Victor Mora is probably the most important Spanish comics writer of the twentieth century. He started his career at age twenty, translating for a publisher in Barcelona. Mora's first and probably only attempt to draw his own comic, was 'Capitan Kerr' in 1950. Afterwards, he turned to journalism and writing novels. In 1956 he started his career in writing comics with the 'Capitan Trueno' series for the artist Ambros, under the pseudonym of Victor Alcazar. Soon, Mora expanded his activities with new series for important Spanish artists like Francisco Hidalgo ('Doctor Niebla'), Carlos Giménez ('Delta 99') and Victor de la Fuente (the western 'Sunday').
Keyn (El Globo)
Again with Giménez, he started the science fiction series 'Dani Futuro' in 1969, published in Spain in Gaceta Junior, but also in France in Tintin. Afterwards, Mora wrote 'Supernova' for José Bielsa and 'El Corsario de Hierro' for Ambros. From 1973, he worked for the French market. He started out with several comics for Pilote, like 'Arcane' with Brocal Remohi, 'Les Chroniques de l'Innommé' with Luis Garcia and stories with Aldoma Puig and Longaron.
Artwork by Carlos Giménez
For Pif magazine, Mora wrote 'Amicalement Vôtre', after the television series and illustrated by Raphaël Marcello. In 1979 he wrote 'Félina' for Annie Goetzinger, published in magazines like Circus, Pilote and Charlie Mensuel. That same year Victor Mora wrote the first 'Gigantik' story for José Maria Cardona.
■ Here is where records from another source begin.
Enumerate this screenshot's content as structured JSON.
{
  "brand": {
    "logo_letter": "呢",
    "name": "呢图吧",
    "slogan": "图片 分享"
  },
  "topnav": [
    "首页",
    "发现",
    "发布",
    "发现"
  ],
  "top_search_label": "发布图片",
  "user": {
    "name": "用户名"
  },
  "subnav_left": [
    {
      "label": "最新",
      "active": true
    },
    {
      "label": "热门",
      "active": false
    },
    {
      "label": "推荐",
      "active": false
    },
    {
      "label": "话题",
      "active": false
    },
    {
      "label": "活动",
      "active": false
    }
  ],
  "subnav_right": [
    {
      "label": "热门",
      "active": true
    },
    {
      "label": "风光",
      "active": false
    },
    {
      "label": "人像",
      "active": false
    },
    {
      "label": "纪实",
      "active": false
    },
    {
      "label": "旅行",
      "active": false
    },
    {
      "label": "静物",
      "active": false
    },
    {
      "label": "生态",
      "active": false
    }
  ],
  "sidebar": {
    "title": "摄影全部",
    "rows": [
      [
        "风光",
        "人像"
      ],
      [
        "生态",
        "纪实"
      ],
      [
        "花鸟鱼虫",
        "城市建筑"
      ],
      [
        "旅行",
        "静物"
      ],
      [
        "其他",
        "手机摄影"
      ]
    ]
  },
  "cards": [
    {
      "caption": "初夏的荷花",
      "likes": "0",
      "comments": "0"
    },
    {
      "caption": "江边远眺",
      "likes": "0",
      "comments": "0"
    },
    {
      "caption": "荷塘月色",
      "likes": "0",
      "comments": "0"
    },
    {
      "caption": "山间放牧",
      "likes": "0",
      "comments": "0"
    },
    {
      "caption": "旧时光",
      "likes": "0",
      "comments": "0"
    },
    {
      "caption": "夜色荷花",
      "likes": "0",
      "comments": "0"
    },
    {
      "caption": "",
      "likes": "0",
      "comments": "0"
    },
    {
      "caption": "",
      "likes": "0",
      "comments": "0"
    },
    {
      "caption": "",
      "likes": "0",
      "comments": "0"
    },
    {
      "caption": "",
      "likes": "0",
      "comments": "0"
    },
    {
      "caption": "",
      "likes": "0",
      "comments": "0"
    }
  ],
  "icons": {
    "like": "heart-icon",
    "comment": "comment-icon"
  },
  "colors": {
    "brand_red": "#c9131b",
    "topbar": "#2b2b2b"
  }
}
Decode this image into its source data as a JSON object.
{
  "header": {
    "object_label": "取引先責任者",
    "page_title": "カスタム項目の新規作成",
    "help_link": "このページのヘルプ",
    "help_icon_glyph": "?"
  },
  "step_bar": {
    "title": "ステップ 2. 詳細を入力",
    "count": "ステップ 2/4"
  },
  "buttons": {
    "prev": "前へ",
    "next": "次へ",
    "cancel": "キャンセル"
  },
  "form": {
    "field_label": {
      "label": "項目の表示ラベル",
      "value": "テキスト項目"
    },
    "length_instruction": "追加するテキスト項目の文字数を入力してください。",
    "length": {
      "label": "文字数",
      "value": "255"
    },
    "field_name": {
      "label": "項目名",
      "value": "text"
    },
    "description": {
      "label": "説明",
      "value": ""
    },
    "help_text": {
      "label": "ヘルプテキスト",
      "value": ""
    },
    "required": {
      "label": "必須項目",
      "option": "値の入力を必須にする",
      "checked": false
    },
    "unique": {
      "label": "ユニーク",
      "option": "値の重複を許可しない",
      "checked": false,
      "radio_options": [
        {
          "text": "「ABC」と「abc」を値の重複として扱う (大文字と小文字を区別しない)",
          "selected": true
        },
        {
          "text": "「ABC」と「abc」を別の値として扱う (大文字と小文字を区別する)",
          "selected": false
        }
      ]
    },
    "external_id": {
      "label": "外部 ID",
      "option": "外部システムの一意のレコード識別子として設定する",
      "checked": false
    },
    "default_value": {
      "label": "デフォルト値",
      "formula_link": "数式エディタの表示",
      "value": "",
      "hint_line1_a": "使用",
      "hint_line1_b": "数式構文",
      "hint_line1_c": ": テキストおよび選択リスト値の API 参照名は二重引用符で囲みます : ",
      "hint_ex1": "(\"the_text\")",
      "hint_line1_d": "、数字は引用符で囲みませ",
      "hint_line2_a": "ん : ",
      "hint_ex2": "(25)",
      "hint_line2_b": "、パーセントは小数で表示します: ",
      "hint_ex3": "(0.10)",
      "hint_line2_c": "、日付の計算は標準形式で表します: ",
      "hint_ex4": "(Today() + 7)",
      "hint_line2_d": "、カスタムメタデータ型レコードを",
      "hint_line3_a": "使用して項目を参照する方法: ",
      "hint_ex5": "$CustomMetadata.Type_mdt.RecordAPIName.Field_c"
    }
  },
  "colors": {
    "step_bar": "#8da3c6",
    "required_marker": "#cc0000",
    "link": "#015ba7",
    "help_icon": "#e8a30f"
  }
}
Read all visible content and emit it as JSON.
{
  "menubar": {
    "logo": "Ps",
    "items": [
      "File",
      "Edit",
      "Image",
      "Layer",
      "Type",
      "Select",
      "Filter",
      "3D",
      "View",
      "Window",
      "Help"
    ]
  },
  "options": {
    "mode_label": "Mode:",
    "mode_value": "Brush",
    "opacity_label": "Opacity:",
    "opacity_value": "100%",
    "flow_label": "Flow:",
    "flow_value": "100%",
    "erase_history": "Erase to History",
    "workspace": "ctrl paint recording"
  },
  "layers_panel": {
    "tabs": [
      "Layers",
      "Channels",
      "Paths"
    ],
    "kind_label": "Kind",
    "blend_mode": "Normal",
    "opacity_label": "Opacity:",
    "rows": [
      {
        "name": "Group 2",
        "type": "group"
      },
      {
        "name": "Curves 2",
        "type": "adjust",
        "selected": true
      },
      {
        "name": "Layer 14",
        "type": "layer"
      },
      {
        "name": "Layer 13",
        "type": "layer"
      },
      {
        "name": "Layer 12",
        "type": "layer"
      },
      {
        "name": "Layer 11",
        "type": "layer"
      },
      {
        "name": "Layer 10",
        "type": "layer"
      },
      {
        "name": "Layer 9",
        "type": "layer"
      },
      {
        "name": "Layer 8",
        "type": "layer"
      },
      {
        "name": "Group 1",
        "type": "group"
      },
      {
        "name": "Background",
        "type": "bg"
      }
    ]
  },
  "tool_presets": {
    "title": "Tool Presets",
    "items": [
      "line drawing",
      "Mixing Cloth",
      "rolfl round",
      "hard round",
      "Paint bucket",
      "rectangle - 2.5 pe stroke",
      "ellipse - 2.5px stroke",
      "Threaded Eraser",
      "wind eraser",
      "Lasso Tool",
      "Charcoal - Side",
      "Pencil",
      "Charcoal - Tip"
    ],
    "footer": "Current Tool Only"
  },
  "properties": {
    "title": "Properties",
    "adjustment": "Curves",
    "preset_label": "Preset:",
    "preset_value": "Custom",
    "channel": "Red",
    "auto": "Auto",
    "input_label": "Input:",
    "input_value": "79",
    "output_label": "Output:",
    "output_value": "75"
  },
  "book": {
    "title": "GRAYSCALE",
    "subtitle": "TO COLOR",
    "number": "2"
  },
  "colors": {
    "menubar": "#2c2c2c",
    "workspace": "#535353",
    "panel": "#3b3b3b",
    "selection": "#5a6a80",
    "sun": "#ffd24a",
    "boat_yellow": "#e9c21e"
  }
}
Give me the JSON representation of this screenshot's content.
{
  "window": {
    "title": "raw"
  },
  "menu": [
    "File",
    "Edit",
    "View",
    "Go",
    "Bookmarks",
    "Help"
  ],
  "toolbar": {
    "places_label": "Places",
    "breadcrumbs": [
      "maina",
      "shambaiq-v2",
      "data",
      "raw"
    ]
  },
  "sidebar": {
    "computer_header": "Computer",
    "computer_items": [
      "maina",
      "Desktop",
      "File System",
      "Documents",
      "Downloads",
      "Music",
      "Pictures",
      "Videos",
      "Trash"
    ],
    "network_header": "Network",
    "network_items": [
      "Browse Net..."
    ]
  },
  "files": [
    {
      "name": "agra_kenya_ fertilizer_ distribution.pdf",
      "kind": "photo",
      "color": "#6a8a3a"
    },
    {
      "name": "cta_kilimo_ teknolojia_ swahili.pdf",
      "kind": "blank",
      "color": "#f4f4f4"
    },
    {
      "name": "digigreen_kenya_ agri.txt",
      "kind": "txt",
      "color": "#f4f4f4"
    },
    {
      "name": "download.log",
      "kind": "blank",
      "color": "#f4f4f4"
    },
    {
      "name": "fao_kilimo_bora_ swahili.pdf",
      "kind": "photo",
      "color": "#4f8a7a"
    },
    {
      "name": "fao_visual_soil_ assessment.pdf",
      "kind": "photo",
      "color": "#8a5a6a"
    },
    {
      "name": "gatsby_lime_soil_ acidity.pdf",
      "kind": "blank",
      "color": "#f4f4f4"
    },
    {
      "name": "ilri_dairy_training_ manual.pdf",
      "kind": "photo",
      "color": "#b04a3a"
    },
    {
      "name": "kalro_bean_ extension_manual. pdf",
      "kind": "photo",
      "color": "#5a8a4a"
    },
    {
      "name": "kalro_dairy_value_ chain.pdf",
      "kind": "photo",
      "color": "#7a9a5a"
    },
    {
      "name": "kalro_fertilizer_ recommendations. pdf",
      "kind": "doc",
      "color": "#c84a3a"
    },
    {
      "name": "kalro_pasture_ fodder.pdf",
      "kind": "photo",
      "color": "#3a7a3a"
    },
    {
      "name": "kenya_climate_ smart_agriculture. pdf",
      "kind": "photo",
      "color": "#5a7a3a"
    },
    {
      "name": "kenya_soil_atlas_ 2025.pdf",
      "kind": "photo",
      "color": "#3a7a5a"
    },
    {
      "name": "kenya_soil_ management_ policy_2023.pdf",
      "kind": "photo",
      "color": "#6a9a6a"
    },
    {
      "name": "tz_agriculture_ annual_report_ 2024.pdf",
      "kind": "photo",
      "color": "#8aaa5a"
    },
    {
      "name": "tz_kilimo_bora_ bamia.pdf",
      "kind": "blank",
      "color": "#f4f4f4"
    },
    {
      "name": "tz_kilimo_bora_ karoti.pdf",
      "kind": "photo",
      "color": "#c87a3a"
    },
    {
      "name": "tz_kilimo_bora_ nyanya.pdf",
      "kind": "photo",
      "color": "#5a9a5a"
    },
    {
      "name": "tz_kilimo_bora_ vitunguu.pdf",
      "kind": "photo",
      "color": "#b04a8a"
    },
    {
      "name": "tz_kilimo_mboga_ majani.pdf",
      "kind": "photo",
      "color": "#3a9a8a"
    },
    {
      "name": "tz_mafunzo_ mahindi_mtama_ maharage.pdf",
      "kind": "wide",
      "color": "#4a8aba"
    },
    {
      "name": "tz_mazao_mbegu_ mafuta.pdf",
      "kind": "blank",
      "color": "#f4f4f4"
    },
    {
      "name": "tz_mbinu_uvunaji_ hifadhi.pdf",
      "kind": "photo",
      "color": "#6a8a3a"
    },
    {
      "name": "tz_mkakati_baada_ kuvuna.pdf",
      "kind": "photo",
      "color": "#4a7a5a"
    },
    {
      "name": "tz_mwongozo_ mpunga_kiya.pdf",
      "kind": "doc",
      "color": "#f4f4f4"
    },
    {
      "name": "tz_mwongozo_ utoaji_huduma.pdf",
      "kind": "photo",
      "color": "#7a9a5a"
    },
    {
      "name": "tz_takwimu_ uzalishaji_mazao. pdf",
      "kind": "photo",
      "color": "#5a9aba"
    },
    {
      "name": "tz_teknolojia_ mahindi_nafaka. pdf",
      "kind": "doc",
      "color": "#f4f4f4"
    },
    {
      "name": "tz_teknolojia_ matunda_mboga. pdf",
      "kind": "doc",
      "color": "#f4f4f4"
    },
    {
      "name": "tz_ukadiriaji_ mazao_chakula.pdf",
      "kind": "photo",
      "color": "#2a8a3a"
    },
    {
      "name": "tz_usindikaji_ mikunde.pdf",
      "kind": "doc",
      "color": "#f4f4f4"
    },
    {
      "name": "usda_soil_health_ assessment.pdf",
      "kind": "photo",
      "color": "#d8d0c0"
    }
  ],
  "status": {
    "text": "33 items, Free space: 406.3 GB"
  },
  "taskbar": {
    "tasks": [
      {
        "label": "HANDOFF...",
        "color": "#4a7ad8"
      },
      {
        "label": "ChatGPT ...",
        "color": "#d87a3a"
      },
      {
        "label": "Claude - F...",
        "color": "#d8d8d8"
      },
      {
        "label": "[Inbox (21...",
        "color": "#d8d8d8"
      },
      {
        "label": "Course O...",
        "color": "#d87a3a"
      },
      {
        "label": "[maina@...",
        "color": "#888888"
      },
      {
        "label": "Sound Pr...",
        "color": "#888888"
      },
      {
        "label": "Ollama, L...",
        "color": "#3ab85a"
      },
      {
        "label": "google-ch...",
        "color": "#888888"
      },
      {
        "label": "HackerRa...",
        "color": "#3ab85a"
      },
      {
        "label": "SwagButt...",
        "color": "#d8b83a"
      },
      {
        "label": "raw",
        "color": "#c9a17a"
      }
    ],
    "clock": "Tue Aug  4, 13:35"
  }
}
Throughout the 1980s, Mora wrote new series for Alfonso Font ('Sylvestre', 'Tequila Bang'), Antonio Parras ('Inoxydables') and Victor de la Fuente ('Les Anges d'Acier'). Since 1986 he took up his first comic series again, 'El Capitán Trueno', this time illustrated by J. Blasco, L. Bermejo, J. Redondo and later J.M. Burns.